La premiazione di Filippo Triola
A Genova
Luzzatto ha parlato del suo libro con Michele Brambilla, giornalista che dirige il Secolo XIX, ovvero il giornale proprio di Genova. E della stessa città è originario anche Luzzatto, che oggi insegna negli Stati Uniti, all’Università del Connecticut.
«La storia ha un rapporto molto stretto con la memoria», ha detto. «Con la memoria collettiva, ma anche con quella individuale. Raccontare le vicende di quegli anni è stato per me come raccontare la storia del periodo in cui ero adolescente».
Erano gli anni in cui era normale che un autobus arrivasse in ritardo perché avevano sparato a qualcuno. «Ma la Genova del tempo è stata anche una delle città del triangolo industriale, con delle caratteristiche peculiari che ho cercato di indagare nel mio libro».

La premiazione di Sergio Luzzatto
Le radici
Per farlo, Luzzatto ha usato un criterio che aveva già spiegato nell’intervista al nostro Circolo. Non si è accontentato di partire dagli anni Settanta o di raccontare di quando i brigatisti hanno iniziato a sparare: per capire quello che è successo dopo, bisogna risalire la china del tempo e tornare almeno a dieci anni prima.

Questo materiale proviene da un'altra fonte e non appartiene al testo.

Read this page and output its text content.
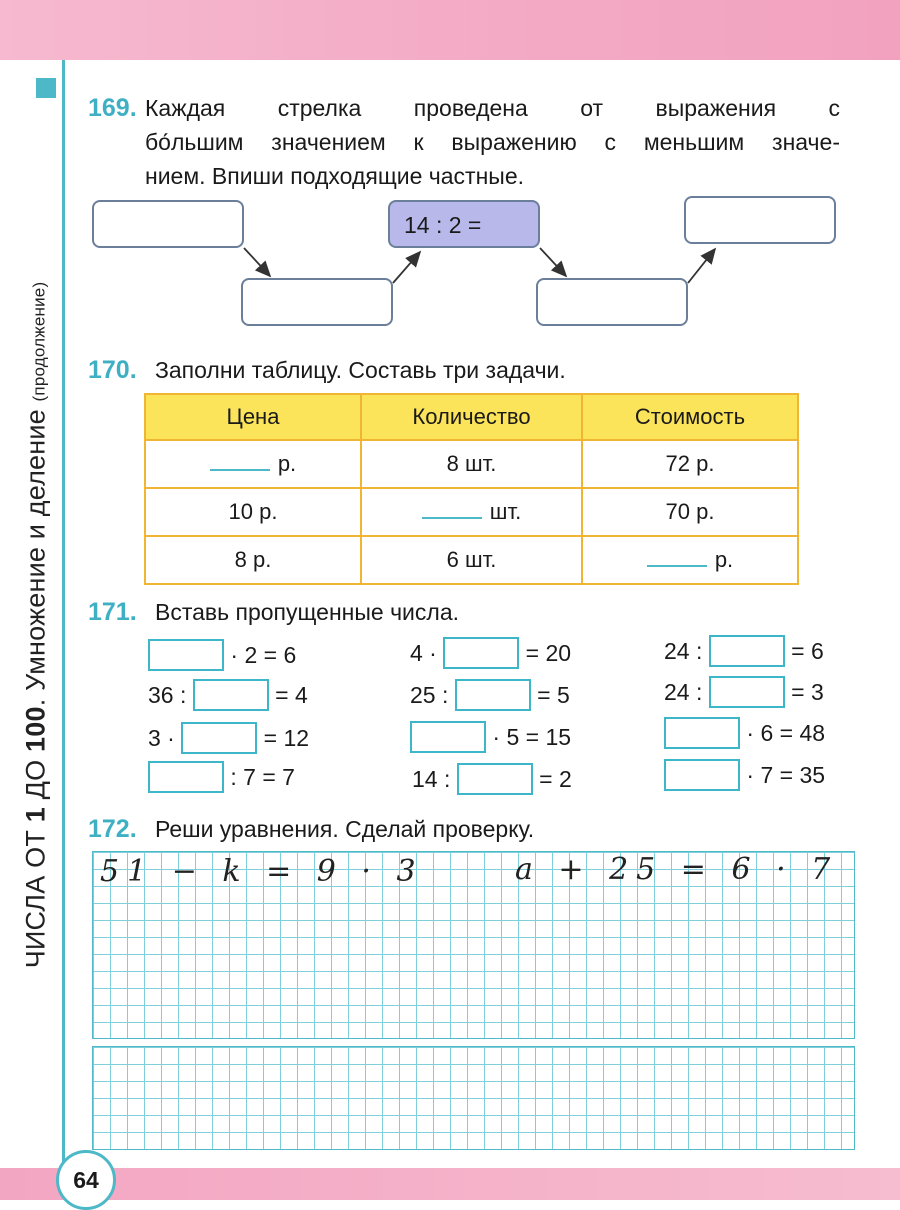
ЧИСЛА ОТ 1 ДО 100. Умножение и деление (продолжение)
64
169. Каждая стрелка проведена от выражения с
бо́льшим значением к выражению с меньшим значе-
нием. Впиши подходящие частные.
14 : 2 =
170. Заполни таблицу. Составь три задачи.
Цена	Количество	Стоимость
р.	8 шт.	72 р.
10 р.	шт.	70 р.
8 р.	6 шт.	р.
171. Вставь пропущенные числа.
· 2 = 6
36 :	= 4
3 ·	= 12
: 7 = 7
4 ·	= 20
25 :	= 5
· 5 = 15
14 :	= 2
24 :	= 6
24 :	= 3
· 6 = 48
· 7 = 35
172. Реши уравнения. Сделай проверку.
51 − k = 9 · 3	a + 25 = 6 · 7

Lo si capisce bene ricostruendo la biografia di Riccardo Dura, il brigatista che sparerà al cuore dell’operaio e sindacalista Guido Rossa, simbolicamente condannando a morte le stesse Brigate Rosse. Così perderanno l’adesione del mondo operaio e finiranno sconfitte: anche il famoso slogan «né con lo Stato, né con le Br», coniato proprio a Genova, finirà per perdere consenso.

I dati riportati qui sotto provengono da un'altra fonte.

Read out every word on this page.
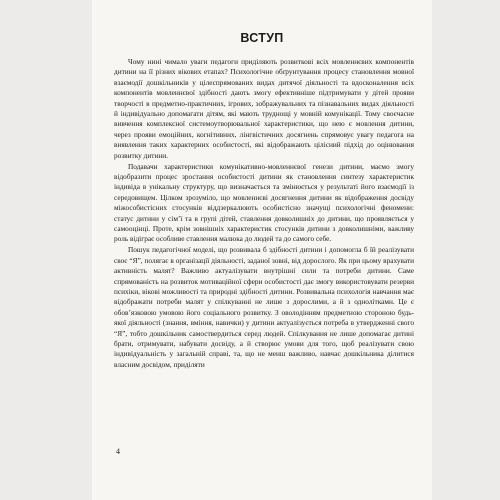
ВСТУП

Чому нині чимало уваги педагоги приділяють розвиткові всіх мовленнєвих компонентів дитини на її різних вікових етапах? Психологічне обґрунтування процесу становлення мовної взаємодії дошкільників у цілеспрямованих видах дитячої діяльності та вдосконалення всіх компонентів мовленнєвої здібності дають змогу ефективніше підтримувати у дітей прояви творчості в предметно-практичних, ігрових, зображувальних та пізнавальних видах діяльності й індивідуально допомагати дітям, які мають труднощі у мовній комунікації. Тому своєчасне вивчення комплексної системоутворювальної характеристики, що нею є мовлення дитини, через прояви емоційних, когнітивних, лінгвістичних досягнень спрямовує увагу педагога на виявлення таких характерних особистості, які відображають цілісний підхід до оцінювання розвитку дитини.

Подавачи характеристики комунікативно-мовленнєвої генези дитини, маємо змогу відобразити процес зростання особистості дитини як становлення синтезу характеристик індивіда в унікальну структуру, що визначається та змінюється у результаті його взаємодії із середовищем. Цілком зрозуміло, що мовленнєві досягнення дитини як відображення досвіду міжособистісних стосунків віддзеркалюють особистісно значущі психологічні феномени: статус дитини у сім’ї та в групі дітей, ставлення довколишніх до дитини, що проявляється у самооцінці. Проте, крім зовнішніх характеристик стосунків дитини з довколишніми, важливу роль відіграє особливе ставлення малюка до людей та до самого себе.

Пошук педагогічної моделі, що розвивала б здібності дитини і допомогла б їй реалізувати своє “Я”, полягає в організації діяльності, заданої зовні, від дорослого. Як при цьому врахувати активність малят? Важливо актуалізувати внутрішні сили та потреби дитини. Саме спрямованість на розвиток мотиваційної сфери особистості дає змогу використовувати резерви психіки, вікові можливості та природні здібності дитини. Розвивальна психологія навчання має відображати потреби малят у спілкуванні не лише з дорослими, а й з одноліткамн. Це є обов’язковою умовою його соціального розвитку. З оволодінням предметною стороною будь-якої діяльності (знання, вміння, навички) у дитини актуалізується потреба в утвердженні свого “Я”, тобто дошкільник самоствердиться серед людей. Спілкування не лише допомагає дитині брати, отримувати, набувати досвіду, а й створює умови для того, щоб реалізувати свою індивідуальність у загальній справі, та, що не менш важливо, навчає дошкільника ділитися власним досвідом, приділяти

4
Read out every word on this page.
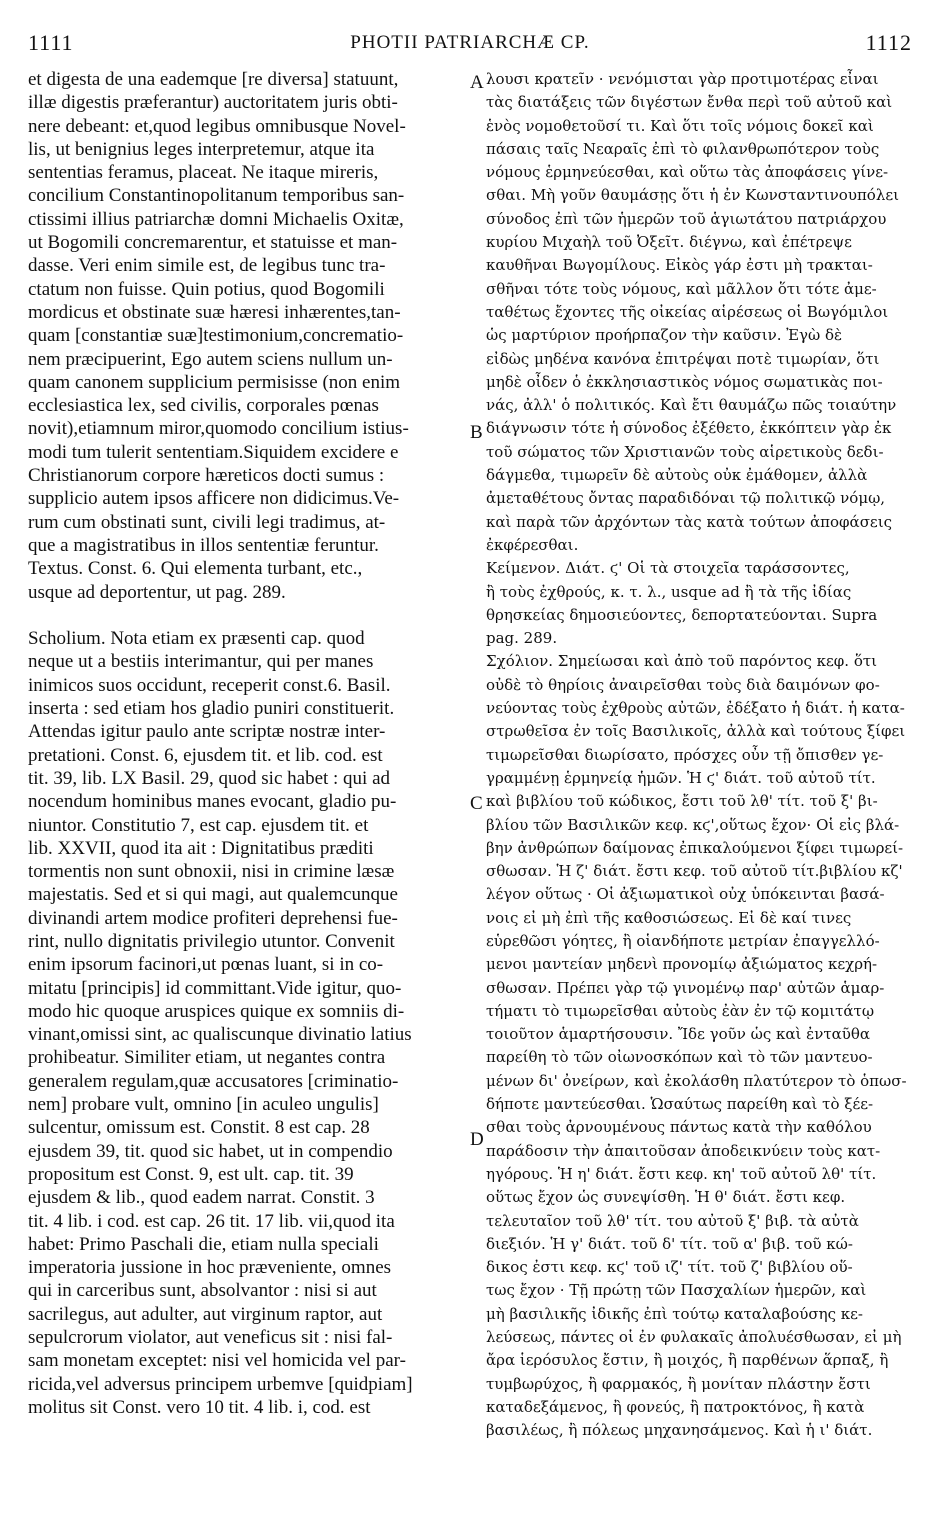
1111	PHOTII PATRIARCHÆ CP.	1112
et digesta de una eademque [re diversa] statuunt,
illæ digestis præferantur) auctoritatem juris obti-
nere debeant: et,quod legibus omnibusque Novel-
lis, ut benignius leges interpretemur, atque ita
sententias feramus, placeat. Ne itaque mireris,
concilium Constantinopolitanum temporibus san-
ctissimi illius patriarchæ domni Michaelis Oxitæ,
ut Bogomili concremarentur, et statuisse et man-
dasse. Veri enim simile est, de legibus tunc tra-
ctatum non fuisse. Quin potius, quod Bogomili
mordicus et obstinate suæ hæresi inhærentes,tan-
quam [constantiæ suæ]testimonium,concrematio-
nem præcipuerint, Ego autem sciens nullum un-
quam canonem supplicium permisisse (non enim
ecclesiastica lex, sed civilis, corporales pœnas
novit),etiamnum miror,quomodo concilium istius-
modi tum tulerit sententiam.Siquidem excidere e
Christianorum corpore hæreticos docti sumus :
supplicio autem ipsos afficere non didicimus.Ve-
rum cum obstinati sunt, civili legi tradimus, at-
que a magistratibus in illos sententiæ feruntur.
Textus. Const. 6. Qui elementa turbant, etc.,
usque ad deportentur, ut pag. 289.
Scholium. Nota etiam ex præsenti cap. quod
neque ut a bestiis interimantur, qui per manes
inimicos suos occidunt, receperit const.6. Basil.
inserta : sed etiam hos gladio puniri constituerit.
Attendas igitur paulo ante scriptæ nostræ inter-
pretationi. Const. 6, ejusdem tit. et lib. cod. est
tit. 39, lib. LX Basil. 29, quod sic habet : qui ad
nocendum hominibus manes evocant, gladio pu-
niuntor. Constitutio 7, est cap. ejusdem tit. et
lib. XXVII, quod ita ait : Dignitatibus præditi
tormentis non sunt obnoxii, nisi in crimine læsæ
majestatis. Sed et si qui magi, aut qualemcunque
divinandi artem modice profiteri deprehensi fue-
rint, nullo dignitatis privilegio utuntor. Convenit
enim ipsorum facinori,ut pœnas luant, si in co-
mitatu [principis] id committant.Vide igitur, quo-
modo hic quoque aruspices quique ex somniis di-
vinant,omissi sint, ac qualiscunque divinatio latius
prohibeatur. Similiter etiam, ut negantes contra
generalem regulam,quæ accusatores [criminatio-
nem] probare vult, omnino [in aculeo ungulis]
sulcentur, omissum est. Constit. 8 est cap. 28
ejusdem 39, tit. quod sic habet, ut in compendio
propositum est Const. 9, est ult. cap. tit. 39
ejusdem & lib., quod eadem narrat. Constit. 3
tit. 4 lib. i cod. est cap. 26 tit. 17 lib. vii,quod ita
habet: Primo Paschali die, etiam nulla speciali
imperatoria jussione in hoc præveniente, omnes
qui in carceribus sunt, absolvantor : nisi si aut
sacrilegus, aut adulter, aut virginum raptor, aut
sepulcrorum violator, aut veneficus sit : nisi fal-
sam monetam exceptet: nisi vel homicida vel par-
ricida,vel adversus principem urbemve [quidpiam]
molitus sit Const. vero 10 tit. 4 lib. i, cod. est
λουσι κρατεῖν · νενόμισται γὰρ προτιμοτέρας εἶναι
τὰς διατάξεις τῶν διγέστων ἔνθα περὶ τοῦ αὐτοῦ καὶ
ἑνὸς νομοθετοῦσί τι. Καὶ ὅτι τοῖς νόμοις δοκεῖ καὶ
πάσαις ταῖς Νεαραῖς ἐπὶ τὸ φιλανθρωπότερον τοὺς
νόμους ἑρμηνεύεσθαι, καὶ οὕτω τὰς ἀποφάσεις γίνε-
σθαι. Μὴ γοῦν θαυμάσῃς ὅτι ἡ ἐν Κωνσταντινουπόλει
σύνοδος ἐπὶ τῶν ἡμερῶν τοῦ ἁγιωτάτου πατριάρχου
κυρίου Μιχαὴλ τοῦ Ὀξεῖτ. διέγνω, καὶ ἐπέτρεψε
καυθῆναι Βωγομίλους. Εἰκὸς γάρ ἐστι μὴ τρακται-
σθῆναι τότε τοὺς νόμους, καὶ μᾶλλον ὅτι τότε ἀμε-
ταθέτως ἔχοντες τῆς οἰκείας αἱρέσεως οἱ Βωγόμιλοι
ὡς μαρτύριον προήρπαζον τὴν καῦσιν. Ἐγὼ δὲ
εἰδὼς μηδένα κανόνα ἐπιτρέψαι ποτὲ τιμωρίαν, ὅτι
μηδὲ οἶδεν ὁ ἐκκλησιαστικὸς νόμος σωματικὰς ποι-
νάς, ἀλλ' ὁ πολιτικός. Καὶ ἔτι θαυμάζω πῶς τοιαύτην
διάγνωσιν τότε ἡ σύνοδος ἐξέθετο, ἐκκόπτειν γὰρ ἐκ
τοῦ σώματος τῶν Χριστιανῶν τοὺς αἱρετικοὺς δεδι-
δάγμεθα, τιμωρεῖν δὲ αὐτοὺς οὐκ ἐμάθομεν, ἀλλὰ
ἀμεταθέτους ὄντας παραδιδόναι τῷ πολιτικῷ νόμῳ,
καὶ παρὰ τῶν ἀρχόντων τὰς κατὰ τούτων ἀποφάσεις
ἐκφέρεσθαι.
Κείμενον. Διάτ. ϛ' Οἱ τὰ στοιχεῖα ταράσσοντες,
ἢ τοὺς ἐχθρούς, κ. τ. λ., usque ad ἢ τὰ τῆς ἰδίας
θρησκείας δημοσιεύοντες, δεπορτατεύονται. Supra
pag. 289.
Σχόλιον. Σημείωσαι καὶ ἀπὸ τοῦ παρόντος κεφ. ὅτι
οὐδὲ τὸ θηρίοις ἀναιρεῖσθαι τοὺς διὰ δαιμόνων φο-
νεύοντας τοὺς ἐχθροὺς αὐτῶν, ἐδέξατο ἡ διάτ. ἡ κατα-
στρωθεῖσα ἐν τοῖς Βασιλικοῖς, ἀλλὰ καὶ τούτους ξίφει
τιμωρεῖσθαι διωρίσατο, πρόσχες οὖν τῇ ὄπισθεν γε-
γραμμένῃ ἑρμηνείᾳ ἡμῶν. Ἡ ϛ' διάτ. τοῦ αὐτοῦ τίτ.
καὶ βιβλίου τοῦ κώδικος, ἔστι τοῦ λθ' τίτ. τοῦ ξ' βι-
βλίου τῶν Βασιλικῶν κεφ. κϛ',οὕτως ἔχον· Οἱ εἰς βλά-
βην ἀνθρώπων δαίμονας ἐπικαλούμενοι ξίφει τιμωρεί-
σθωσαν. Ἡ ζ' διάτ. ἔστι κεφ. τοῦ αὐτοῦ τίτ.βιβλίου κζ'
λέγον οὕτως · Οἱ ἀξιωματικοὶ οὐχ ὑπόκεινται βασά-
νοις εἰ μὴ ἐπὶ τῆς καθοσιώσεως. Εἰ δὲ καί τινες
εὑρεθῶσι γόητες, ἢ οἱανδήποτε μετρίαν ἐπαγγελλό-
μενοι μαντείαν μηδενὶ προνομίῳ ἀξιώματος κεχρή-
σθωσαν. Πρέπει γὰρ τῷ γινομένῳ παρ' αὐτῶν ἁμαρ-
τήματι τὸ τιμωρεῖσθαι αὐτοὺς ἐὰν ἐν τῷ κομιτάτῳ
τοιοῦτον ἁμαρτήσουσιν. Ἴδε γοῦν ὡς καὶ ἐνταῦθα
παρείθη τὸ τῶν οἰωνοσκόπων καὶ τὸ τῶν μαντευο-
μένων δι' ὀνείρων, καὶ ἐκολάσθη πλατύτερον τὸ ὁπωσ-
δήποτε μαντεύεσθαι. Ὡσαύτως παρείθη καὶ τὸ ξέε-
σθαι τοὺς ἀρνουμένους πάντως κατὰ τὴν καθόλου
παράδοσιν τὴν ἀπαιτοῦσαν ἀποδεικνύειν τοὺς κατ-
ηγόρους. Ἡ η' διάτ. ἔστι κεφ. κη' τοῦ αὐτοῦ λθ' τίτ.
οὕτως ἔχον ὡς συνεψίσθη. Ἡ θ' διάτ. ἔστι κεφ.
τελευταῖον τοῦ λθ' τίτ. του αὐτοῦ ξ' βιβ. τὰ αὐτὰ
διεξιόν. Ἡ γ' διάτ. τοῦ δ' τίτ. τοῦ α' βιβ. τοῦ κώ-
δικος ἐστι κεφ. κϛ' τοῦ ιζ' τίτ. τοῦ ζ' βιβλίου οὕ-
τως ἔχον · Τῇ πρώτῃ τῶν Πασχαλίων ἡμερῶν, καὶ
μὴ βασιλικῆς ἰδικῆς ἐπὶ τούτῳ καταλαβούσης κε-
λεύσεως, πάντες οἱ ἐν φυλακαῖς ἀπολυέσθωσαν, εἰ μὴ
ἄρα ἱερόσυλος ἔστιν, ἢ μοιχός, ἢ παρθένων ἅρπαξ, ἢ
τυμβωρύχος, ἢ φαρμακός, ἢ μονίταν πλάστην ἔστι
καταδεξάμενος, ἢ φονεύς, ἢ πατροκτόνος, ἢ κατὰ
βασιλέως, ἢ πόλεως μηχανησάμενος. Καὶ ἡ ι' διάτ.
A
B
C
D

A Genova, il funerale di Guido Rossa è stato anche il funerale delle Br.

Le disuguaglianze
Ma per capire la spirale di violenza, e anche le contraddizioni del terrorismo, bisogna prima indagare le profonde disuguaglianze sociali del tempo, nelle quali ad esempio Dura è stato immerso fin dalla più tenera età.
È la storia di quando, appena quindicenne, finì per due volte in manicomio a causa dei litigi con la madre. Salvo poi essere dimesso, in entrambi i casi, perché non c’erano i presupposti per il ricovero. O ancora, il periodo sulla Garaventa, una nave senza motori che stava perennemente ormeggiata al Molo Vecchio, lungo le banchine di calata Gadda.
Nel 1885 Cesare Lombroso l’aveva definita un «carcere privato», ma dal 1959 era un ente morale legalmente riconosciuto, che faceva parte della galassia di «istituti di rieducazione» ai quali la Repubblica italiana delegava la gestione dei minori «traviati». Una sorta di mondo a parte, dove i “garaventini” come Dura venivano talvolta rinchiusi nella cella di rigore o erano costretti a passare una settimana in silenzio.

La repressione
Ma ricordare quegli anni solo per la loro violenza è sbagliato, o quanto meno limitativo. Sono stati “anche” gli anni di piombo, ma non sono stati “solo” gli anni di piombo. È stata l’epoca delle più importanti conquiste sociali della storia della Repubblica. Semmai il punto è capire come sia successo che un movimento profondamente libertario e progressivo abbia poi scelto la violenza: ed è questa la storia che viene raccontata in Dolore e furore.
Ma c’è anche un aspetto che è rimasto fuori dal libro, perché forse è ancora troppo presto perché possa essere indagato, se non altro per la mancanza di fonti: ovvero, come lo Stato abbia reagito e represso il terrorismo. «Io credevo che lo Stato democratico avesse vinto la guerra contro le Brigate Rosse solo con gli strumenti democratici, ma mi sbagliavo», ha detto Luzzatto. «In realtà, sono state necessarie norme carcerarie sempre più severe».
«Io non avevo capito la brutalità di questa repressione, che è passata anche da quelle che oggi noi considereremmo delle forme di tortura, come la privazione del sonno. Qual è stato il prezzo che lo Stato italiano ha dovuto pagare per reprimere veramente il terrorismo?».
«Ecco – ha concluso Luzzatto – a me piacerebbe che il lettore di un libro come il mio, o di altri libri come questo, alla fine avesse delle idee un po’ più chiare, ad esempio su cosa hanno rappresentato gli anni Settanta. Ma che avesse anche qualche domanda in più, o persino un po’ più di confusione. Perché quando pensiamo di aver capito tutto, forse è perché non abbiamo capito niente».